Sejak saat itu, Yuri tak lagi mengongkosi sekolah musiknya sendiri. Selama satu tahun belajar di sana, bukan cuma ilmu yang didapat, melainkan kawan-kawan terbaik yang mengerti betul keadaannya. Dari sanalah Ia memberanikan diri membentuk beberapa grup band yang kelak menghidupi dirinya.

Yuri tergabung dalam empat band berbeda. Keempatnya memainkan aliran musik yang juga berbeda. INTERSTELLAR dengan genre alternatif rock, ARP bergenre reggae, Kacang Kulit Rasa band dengan nuansa folk, sementara itu bandnya yang terakhir, Rhyme kerap membawakan lagu-lagu Top 40 untuk “ngamen” di cafe ataupun hotel sekitar Jogja. Kini, salah satu lagu milik bandnya, INTERSTELLAR yang berjudul Kita Bisa sudah bertengger di Spotify.

Lagu tersebut terinspirasi dari semangat hidup Yuri selama ini, terutama pengalamannya ketika membuat kaki palsu baru bantuan sebuah pusat rehabilitasi di Yogyakarta. Ia bercerita, banyak orang yang punya kondisi lebih parah darinya, tapi pantang menyerah dan tetap berkarya. Baginya hidup terlalu singkat untuk dihabiskan dengan mengeluh pada keadaan.

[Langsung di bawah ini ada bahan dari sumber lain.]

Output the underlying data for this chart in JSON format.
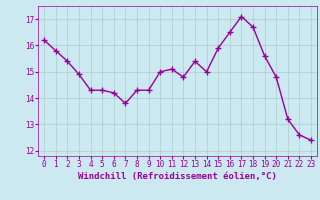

“Semua orang bahwa kita memiliki kesempatan yang sama. Jangan terlalu larut dalam [keterbatasan] fisik,” ujar Yuri. “Menurut saya ini bukanlah kekurangan melainkan suatu keunikan tersendiri, siapa yang konsisten dengan apa yang dia percaya maka dia yang keluar menjadi pemenang.”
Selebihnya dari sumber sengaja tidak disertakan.